Please apply the changes host by host, not all at once.

  1. Create a port group in new VDS.
  2. Add host to new VDS following Add Hosts to a vSphere Distributed Switch. After that 2 VDSes should be seen at virtual switch page as below.
  3. Visit network inventory, right click old VDS. Select "Distributed Port Group" >> "Manage Distributed Port Groups ...".
  4. Select "Teaming and failover". Click "NEXT".
  5. Select all port groups. 
  6. We are going to transfer vmnic1 first. From step2 screenshot, the active vmnic during transfer would be vmnic2. Leave Uplink2(vmnic2) at Active uplinks, and move all other uplinks down to Standby uplinks. Click "NEXT" and then click "FINISH".
  7. Verify that all traffic comes to vmnic2 by selecting vmk or vNIC adapter. It is expected that only Uplink2 is highlighted.
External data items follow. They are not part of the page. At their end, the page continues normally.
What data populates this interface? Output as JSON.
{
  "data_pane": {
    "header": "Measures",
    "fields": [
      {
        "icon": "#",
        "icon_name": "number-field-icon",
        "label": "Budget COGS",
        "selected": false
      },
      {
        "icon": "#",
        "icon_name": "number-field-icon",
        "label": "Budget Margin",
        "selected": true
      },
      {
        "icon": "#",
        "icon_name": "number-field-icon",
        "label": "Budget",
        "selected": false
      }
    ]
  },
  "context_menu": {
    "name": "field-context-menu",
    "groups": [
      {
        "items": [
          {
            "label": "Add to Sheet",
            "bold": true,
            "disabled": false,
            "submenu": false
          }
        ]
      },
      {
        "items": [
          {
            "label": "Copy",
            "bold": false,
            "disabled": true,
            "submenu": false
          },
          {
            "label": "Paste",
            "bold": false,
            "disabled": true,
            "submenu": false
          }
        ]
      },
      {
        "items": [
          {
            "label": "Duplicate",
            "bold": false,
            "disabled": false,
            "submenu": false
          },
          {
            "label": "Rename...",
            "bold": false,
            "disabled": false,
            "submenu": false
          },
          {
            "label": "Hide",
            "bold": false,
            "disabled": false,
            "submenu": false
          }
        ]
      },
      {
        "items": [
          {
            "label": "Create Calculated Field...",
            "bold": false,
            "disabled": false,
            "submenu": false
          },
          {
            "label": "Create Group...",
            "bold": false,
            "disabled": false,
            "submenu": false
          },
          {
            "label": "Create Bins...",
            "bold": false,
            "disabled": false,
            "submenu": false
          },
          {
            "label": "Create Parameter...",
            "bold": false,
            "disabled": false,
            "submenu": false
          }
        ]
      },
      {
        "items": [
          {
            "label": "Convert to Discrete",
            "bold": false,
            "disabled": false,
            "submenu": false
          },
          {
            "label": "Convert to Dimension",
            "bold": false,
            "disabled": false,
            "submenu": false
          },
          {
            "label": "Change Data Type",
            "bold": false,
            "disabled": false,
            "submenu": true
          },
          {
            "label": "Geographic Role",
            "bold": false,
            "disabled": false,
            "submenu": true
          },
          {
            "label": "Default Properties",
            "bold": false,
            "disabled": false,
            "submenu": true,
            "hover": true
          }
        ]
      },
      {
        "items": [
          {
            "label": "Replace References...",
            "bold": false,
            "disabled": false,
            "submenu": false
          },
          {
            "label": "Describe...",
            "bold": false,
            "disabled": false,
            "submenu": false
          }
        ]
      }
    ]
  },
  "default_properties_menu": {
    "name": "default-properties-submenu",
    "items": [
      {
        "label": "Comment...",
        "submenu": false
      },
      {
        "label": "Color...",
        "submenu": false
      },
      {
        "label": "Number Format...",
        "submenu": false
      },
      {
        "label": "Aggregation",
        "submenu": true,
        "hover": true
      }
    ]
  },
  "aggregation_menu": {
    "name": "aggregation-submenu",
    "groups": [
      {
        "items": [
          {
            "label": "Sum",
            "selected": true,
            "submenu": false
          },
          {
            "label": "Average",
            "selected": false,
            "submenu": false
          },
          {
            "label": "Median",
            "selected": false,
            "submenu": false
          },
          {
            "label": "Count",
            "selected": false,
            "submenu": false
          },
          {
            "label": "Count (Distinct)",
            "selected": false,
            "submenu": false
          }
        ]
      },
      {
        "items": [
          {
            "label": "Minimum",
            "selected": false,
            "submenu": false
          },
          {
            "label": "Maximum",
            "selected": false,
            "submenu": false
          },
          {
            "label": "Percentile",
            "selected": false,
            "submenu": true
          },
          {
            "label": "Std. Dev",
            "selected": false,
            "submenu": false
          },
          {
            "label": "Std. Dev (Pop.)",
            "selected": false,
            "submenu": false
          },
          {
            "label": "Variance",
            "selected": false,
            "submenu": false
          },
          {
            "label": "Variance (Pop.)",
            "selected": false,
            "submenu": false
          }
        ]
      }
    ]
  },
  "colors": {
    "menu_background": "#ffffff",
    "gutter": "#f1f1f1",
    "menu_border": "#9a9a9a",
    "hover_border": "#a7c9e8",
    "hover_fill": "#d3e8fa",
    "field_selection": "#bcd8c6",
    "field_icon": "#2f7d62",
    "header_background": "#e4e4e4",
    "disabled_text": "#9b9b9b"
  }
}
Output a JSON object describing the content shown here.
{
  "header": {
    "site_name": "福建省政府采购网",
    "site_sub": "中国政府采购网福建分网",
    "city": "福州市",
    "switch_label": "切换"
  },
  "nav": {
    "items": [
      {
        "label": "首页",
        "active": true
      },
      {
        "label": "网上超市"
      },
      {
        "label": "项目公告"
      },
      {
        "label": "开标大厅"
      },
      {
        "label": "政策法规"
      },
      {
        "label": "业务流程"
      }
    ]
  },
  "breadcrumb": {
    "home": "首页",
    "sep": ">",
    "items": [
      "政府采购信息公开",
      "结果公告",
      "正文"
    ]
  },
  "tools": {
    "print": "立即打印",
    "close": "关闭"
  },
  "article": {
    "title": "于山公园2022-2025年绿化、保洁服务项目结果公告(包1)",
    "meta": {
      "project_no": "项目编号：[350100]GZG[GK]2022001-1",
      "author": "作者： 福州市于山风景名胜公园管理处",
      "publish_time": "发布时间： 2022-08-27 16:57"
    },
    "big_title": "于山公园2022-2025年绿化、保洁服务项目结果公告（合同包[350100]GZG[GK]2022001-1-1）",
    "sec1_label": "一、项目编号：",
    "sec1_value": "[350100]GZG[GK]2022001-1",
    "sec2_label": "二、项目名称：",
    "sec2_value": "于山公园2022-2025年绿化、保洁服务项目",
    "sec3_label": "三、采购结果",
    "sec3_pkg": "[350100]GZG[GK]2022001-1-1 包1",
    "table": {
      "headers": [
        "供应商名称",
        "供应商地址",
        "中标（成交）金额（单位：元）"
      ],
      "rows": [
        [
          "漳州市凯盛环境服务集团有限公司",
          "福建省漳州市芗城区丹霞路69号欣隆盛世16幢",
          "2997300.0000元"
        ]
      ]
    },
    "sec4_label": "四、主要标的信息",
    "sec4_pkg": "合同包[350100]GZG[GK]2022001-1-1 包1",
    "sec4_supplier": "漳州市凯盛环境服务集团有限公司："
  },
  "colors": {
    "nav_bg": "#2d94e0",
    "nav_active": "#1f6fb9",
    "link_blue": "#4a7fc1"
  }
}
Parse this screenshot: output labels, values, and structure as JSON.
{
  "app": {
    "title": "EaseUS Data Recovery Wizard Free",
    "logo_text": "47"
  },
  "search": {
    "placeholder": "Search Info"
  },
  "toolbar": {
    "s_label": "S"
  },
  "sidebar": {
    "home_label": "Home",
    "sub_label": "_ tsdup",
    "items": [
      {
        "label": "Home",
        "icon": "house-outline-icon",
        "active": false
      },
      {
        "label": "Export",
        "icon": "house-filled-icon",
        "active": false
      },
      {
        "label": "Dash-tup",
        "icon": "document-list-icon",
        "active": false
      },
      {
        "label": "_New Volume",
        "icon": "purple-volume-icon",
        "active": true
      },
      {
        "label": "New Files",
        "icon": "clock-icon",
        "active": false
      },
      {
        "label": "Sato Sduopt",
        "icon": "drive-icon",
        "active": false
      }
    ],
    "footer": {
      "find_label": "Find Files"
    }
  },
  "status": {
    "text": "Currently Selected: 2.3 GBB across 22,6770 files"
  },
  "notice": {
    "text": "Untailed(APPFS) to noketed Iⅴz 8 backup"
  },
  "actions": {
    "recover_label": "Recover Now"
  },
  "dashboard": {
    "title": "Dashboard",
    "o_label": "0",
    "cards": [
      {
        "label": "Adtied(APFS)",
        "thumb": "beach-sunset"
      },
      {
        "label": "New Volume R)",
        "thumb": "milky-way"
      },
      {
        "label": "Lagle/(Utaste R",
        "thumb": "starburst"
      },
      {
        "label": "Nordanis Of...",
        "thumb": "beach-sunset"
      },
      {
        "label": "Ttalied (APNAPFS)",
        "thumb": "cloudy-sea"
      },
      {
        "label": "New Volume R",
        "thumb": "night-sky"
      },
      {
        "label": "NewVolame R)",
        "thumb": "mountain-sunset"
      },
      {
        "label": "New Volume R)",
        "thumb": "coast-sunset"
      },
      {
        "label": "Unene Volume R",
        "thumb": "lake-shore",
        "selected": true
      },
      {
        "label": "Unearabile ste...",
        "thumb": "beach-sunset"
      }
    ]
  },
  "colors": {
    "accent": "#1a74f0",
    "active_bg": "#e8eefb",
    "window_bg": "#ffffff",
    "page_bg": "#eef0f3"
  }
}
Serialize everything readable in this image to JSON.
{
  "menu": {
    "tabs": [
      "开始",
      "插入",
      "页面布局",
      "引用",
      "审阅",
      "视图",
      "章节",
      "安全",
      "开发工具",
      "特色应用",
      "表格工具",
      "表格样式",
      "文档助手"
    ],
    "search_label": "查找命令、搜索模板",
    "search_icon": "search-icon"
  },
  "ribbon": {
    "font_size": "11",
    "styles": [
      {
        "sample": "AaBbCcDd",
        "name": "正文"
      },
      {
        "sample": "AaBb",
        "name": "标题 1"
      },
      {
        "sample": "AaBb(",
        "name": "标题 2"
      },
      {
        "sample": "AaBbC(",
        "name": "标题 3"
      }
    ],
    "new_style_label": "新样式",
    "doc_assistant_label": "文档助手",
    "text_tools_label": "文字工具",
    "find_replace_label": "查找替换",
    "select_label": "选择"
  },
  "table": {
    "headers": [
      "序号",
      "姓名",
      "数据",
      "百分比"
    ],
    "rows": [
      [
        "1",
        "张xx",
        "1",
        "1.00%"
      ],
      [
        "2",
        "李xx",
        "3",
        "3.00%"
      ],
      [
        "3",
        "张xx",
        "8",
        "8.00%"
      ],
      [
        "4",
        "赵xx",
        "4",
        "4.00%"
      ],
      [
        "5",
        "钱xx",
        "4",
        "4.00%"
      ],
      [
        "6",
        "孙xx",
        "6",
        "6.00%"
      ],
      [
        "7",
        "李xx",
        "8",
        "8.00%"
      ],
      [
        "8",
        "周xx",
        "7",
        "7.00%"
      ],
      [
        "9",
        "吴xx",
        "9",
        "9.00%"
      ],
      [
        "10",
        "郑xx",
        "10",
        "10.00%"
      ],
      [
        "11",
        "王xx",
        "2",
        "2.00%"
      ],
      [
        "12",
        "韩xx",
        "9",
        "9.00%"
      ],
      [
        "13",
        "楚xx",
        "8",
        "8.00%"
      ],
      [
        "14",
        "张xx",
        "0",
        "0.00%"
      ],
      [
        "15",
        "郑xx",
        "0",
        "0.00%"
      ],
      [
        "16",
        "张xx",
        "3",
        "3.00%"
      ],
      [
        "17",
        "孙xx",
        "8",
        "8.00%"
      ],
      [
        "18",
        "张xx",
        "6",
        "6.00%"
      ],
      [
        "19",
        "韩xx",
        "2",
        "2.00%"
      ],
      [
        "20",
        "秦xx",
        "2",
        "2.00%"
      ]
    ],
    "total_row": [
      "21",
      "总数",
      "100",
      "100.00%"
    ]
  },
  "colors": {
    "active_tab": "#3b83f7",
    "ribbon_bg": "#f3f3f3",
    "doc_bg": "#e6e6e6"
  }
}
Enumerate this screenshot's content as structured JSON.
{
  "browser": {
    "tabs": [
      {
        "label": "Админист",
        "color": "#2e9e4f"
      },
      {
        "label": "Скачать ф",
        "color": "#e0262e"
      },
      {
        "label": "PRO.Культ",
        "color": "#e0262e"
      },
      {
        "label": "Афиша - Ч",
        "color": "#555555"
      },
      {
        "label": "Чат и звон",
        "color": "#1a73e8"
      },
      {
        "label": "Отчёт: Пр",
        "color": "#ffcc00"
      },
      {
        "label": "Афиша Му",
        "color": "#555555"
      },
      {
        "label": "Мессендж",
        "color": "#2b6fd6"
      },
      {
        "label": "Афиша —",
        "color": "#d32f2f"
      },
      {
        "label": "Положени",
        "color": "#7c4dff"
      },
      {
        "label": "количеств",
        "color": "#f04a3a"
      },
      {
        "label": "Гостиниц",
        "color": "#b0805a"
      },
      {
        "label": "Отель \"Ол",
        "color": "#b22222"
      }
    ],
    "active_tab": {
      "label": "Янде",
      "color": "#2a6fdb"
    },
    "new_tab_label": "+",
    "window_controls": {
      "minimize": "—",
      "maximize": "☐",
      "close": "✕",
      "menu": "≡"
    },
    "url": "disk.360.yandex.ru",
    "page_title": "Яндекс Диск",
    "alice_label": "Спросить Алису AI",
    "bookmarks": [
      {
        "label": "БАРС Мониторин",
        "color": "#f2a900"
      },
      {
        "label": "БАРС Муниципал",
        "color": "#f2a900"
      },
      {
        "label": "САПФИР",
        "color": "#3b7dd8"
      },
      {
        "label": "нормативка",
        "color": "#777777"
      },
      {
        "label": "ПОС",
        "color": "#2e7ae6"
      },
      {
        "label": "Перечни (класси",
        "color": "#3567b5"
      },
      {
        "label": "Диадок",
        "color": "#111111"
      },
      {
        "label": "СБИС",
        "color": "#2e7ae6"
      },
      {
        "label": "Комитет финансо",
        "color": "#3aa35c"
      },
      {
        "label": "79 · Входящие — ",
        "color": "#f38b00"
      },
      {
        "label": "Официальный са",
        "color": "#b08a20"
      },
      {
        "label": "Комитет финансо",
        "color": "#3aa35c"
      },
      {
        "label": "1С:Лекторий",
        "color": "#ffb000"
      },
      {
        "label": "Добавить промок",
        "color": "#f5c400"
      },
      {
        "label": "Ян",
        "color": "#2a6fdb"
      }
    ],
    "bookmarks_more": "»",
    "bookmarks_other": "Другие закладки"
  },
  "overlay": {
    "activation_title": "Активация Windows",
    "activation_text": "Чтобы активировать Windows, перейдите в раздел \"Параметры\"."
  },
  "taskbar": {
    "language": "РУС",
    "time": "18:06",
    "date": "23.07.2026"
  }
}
  8. Click 3 dots menu of new VDS.
  9. Select Uplink1 for vmnic1.
  10. Change the destination port group of the vmks to transfer. Click "NEXT" until completing all steps in the wizard.
  11. Visit network inventory, right click old VDS. Select "Migrate VMs to Another Network ..".
  12. Select the new VDS port group created at step1.
  13. Select VMs to transfer to this port group. Click "NEXT" until completing all steps in the wizard. 
  14. Repeat step 11 to 13 if there are multiple port groups connected to VM.
  15. Verify no vmk or vNIC connected to old VDS. It is expected to see no port group box on the left side of old VDS.
  16. Repeat step 8 to 9 to transfer vmnic2 to new VDS.
  17. Repeat all steps above for other hosts.